The political sweepstakes in the April-May assembly polls in West Bengal, Kerala, Assam, Tamil Nadu and Puducherry could be encapsulated in two words: survival and redemption.
Hitting a low in 2015 after a dream run the previous year, the BJP is looking to redeem itself. The Congress, ousted from power at the Centre and in four major states in 2014, can ill afford to lose two more and lend steam to the BJP’s “Congress-mukt Bharat” slogan. For the Left, a failure to wrest power in Kolkata or Thiruvananthapuram would raise questions on their political relevance.
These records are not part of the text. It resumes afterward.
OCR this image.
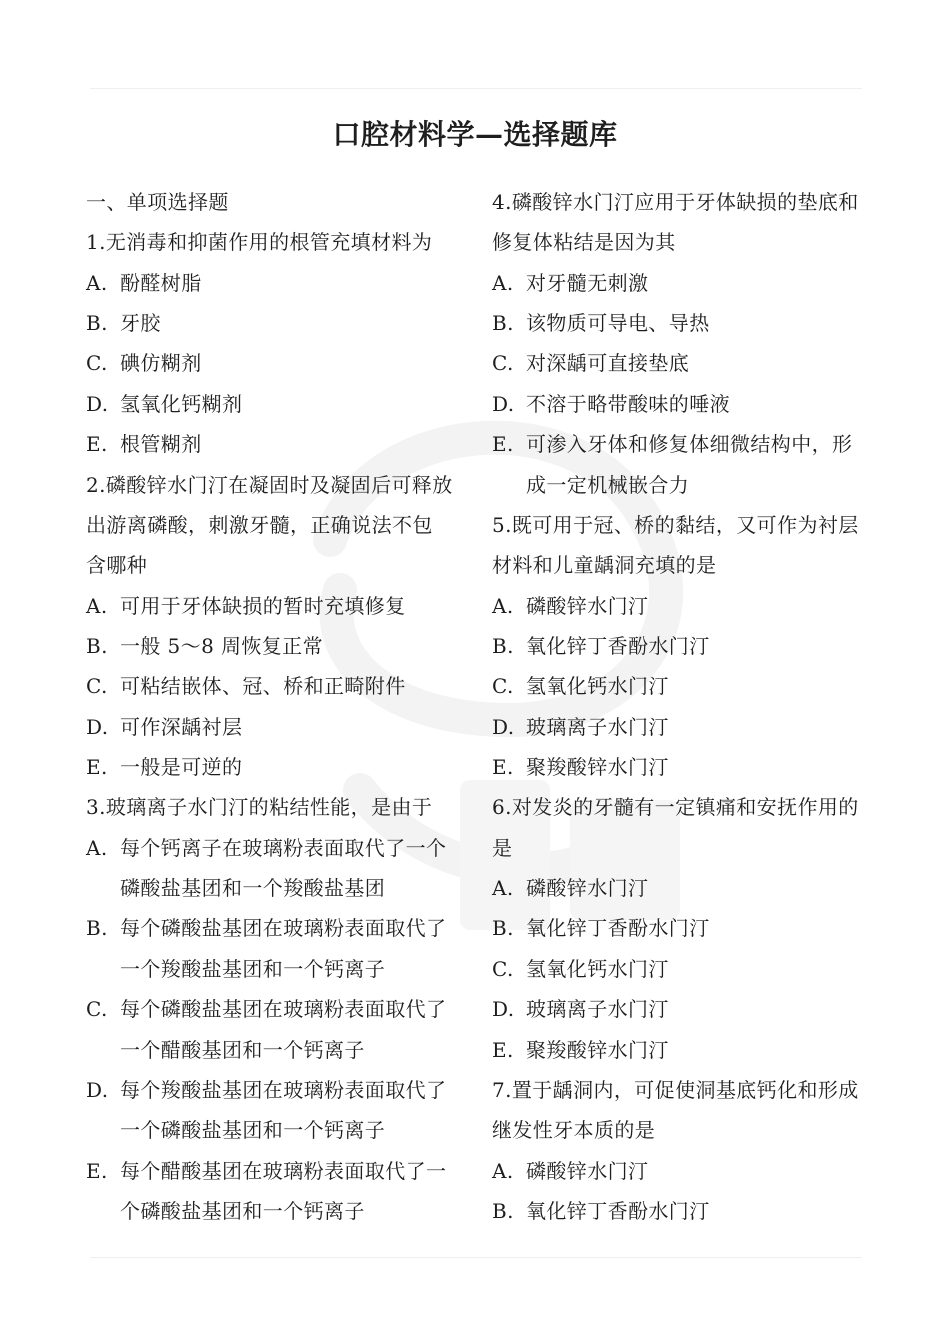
口腔材料学—选择题库
一、单项选择题
1.无消毒和抑菌作用的根管充填材料为
A. 酚醛树脂
B. 牙胶
C. 碘仿糊剂
D. 氢氧化钙糊剂
E. 根管糊剂
2.磷酸锌水门汀在凝固时及凝固后可释放
出游离磷酸，刺激牙髓，正确说法不包
含哪种
A. 可用于牙体缺损的暂时充填修复
B. 一般 5～8 周恢复正常
C. 可粘结嵌体、冠、桥和正畸附件
D. 可作深龋衬层
E. 一般是可逆的
3.玻璃离子水门汀的粘结性能，是由于
A. 每个钙离子在玻璃粉表面取代了一个
磷酸盐基团和一个羧酸盐基团
B. 每个磷酸盐基团在玻璃粉表面取代了
一个羧酸盐基团和一个钙离子
C. 每个磷酸盐基团在玻璃粉表面取代了
一个醋酸基团和一个钙离子
D. 每个羧酸盐基团在玻璃粉表面取代了
一个磷酸盐基团和一个钙离子
E. 每个醋酸基团在玻璃粉表面取代了一
个磷酸盐基团和一个钙离子
4.磷酸锌水门汀应用于牙体缺损的垫底和
修复体粘结是因为其
A. 对牙髓无刺激
B. 该物质可导电、导热
C. 对深龋可直接垫底
D. 不溶于略带酸味的唾液
E. 可渗入牙体和修复体细微结构中，形
成一定机械嵌合力
5.既可用于冠、桥的黏结，又可作为衬层
材料和儿童龋洞充填的是
A. 磷酸锌水门汀
B. 氧化锌丁香酚水门汀
C. 氢氧化钙水门汀
D. 玻璃离子水门汀
E. 聚羧酸锌水门汀
6.对发炎的牙髓有一定镇痛和安抚作用的
是
A. 磷酸锌水门汀
B. 氧化锌丁香酚水门汀
C. 氢氧化钙水门汀
D. 玻璃离子水门汀
E. 聚羧酸锌水门汀
7.置于龋洞内，可促使洞基底钙化和形成
继发性牙本质的是
A. 磷酸锌水门汀
B. 氧化锌丁香酚水门汀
There is much at stake for these national parties as also for regional ones such as the DMK and AIADMK in Tamil Nadu and the Trinamool Congress in West Bengal.
The poll outcome would have national ramifications. It would have a bearing on the degree and pace of coalescence of anti-BJP forces, a phenomenon BJP president Amit Shah recently described as “BJP-versus-all or Narendra Modi-versus-all”.
Already hobbled by a lack of majority in the Rajya Sabha, the NDA government would be confronted with a more belligerent Opposition in case of adverse results in these polls.
The BJP’s stakes
The party has never been in power in any of the four states and one Union territory. It is said to have a realistic chance in Assam and a significant increase in its vote-share and seats in the other states would not only take the steam out of the Opposition’s onslaught but also bolster the party’s claim for a pan-India status.
Conversely, questions about the popularity of Prime Minister Narendra Modi and the policies of the NDA government would surface again. After the party’s best-ever show in the 2014 Lok Sabha elections, the victory march continued in Maharashtra, Haryana, Jharkhand and Jammu and Kashmir.
Then it hit a trough in 2015, losing Delhi and Bihar assembly elections. Results of civic polls in five different states showed a slide in fortune. In Madhya Pradesh, after losing the Ratlam Lok Sabha bypoll, the BJP lost five of eight urban civic bodies. In Gujarat, the Congress managed to win 21 of 31 district panchayats; the BJP had won 30 of them in 2010.
There was little to cheer in the Chhattisgarh, Rajasthan and West Bengal civil polls either. The BJP is anxious to break the spell and return to the winning streak before assembly polls in seven states next year, including Uttar Pradesh, Punjab and Gujarat.
“They (BJP) don’t have to worry about these elections. Whatever they achieve, they can project as their gains,” says political scientist Suhas Palshikar.
Besides Assam and Kerala, the Congress is in power in six states that account for 42 Lok Sabha MPs. The party rode piggyback on the RJD-JDU combine in Bihar and opted for a similar arrangement with the DMK-led alliance in Tamil Nadu. Whether it would play the lead or tertiary role in any national “mahagathbandhan” in the future would depend on its performance in the 2016 and 2017 assembly polls.
Until 2008, the Left parties dictated the UPA government’s economic and foreign policies. Today, their writ runs in Tripura only. In West Bengal, they are fighting a marauding TMC. Left sources say they are only hoping for a “miracle” this election.
Political observers are not surprised to see the CPI(M) state committee proposing an alliance with the Congress last week. The CPI(M) central leadership may not be inclined to barter away the party’s chance to form the government in Kerala, where it is pitted against the Congress-led coalition, for marginal gains in West Bengal. Their individual gains and losses apart, these parties are likely to make renewed efforts to stitch non-BJP alliances. These polls could provide the contours for this.
NDA government’s stakes
The NDA’s debacle in Bihar prompted an emboldened Opposition to close ranks and disrupt Parliament in the winter session. If it harbours any hope of outsmarting the Opposition in the Rajya Sabha to push reforms, the BJP has to do extremely well in the upcoming polls.
The BJP has 48 MPs in the 242-member Upper House. There will be 11 vacancies from Assam, Kerala and Tamil Nadu by June this year, six and five from West Bengal in 2017 and 2018 respectively. None of these seats is held by NDA. They may not give the BJP the requisite numbers to push any legislation through but if it does extremely well in the coming elections, the government may get some elbow room.
If it doesn’t, parliamentary logjams and political slugfests may continue to dominate public discourse.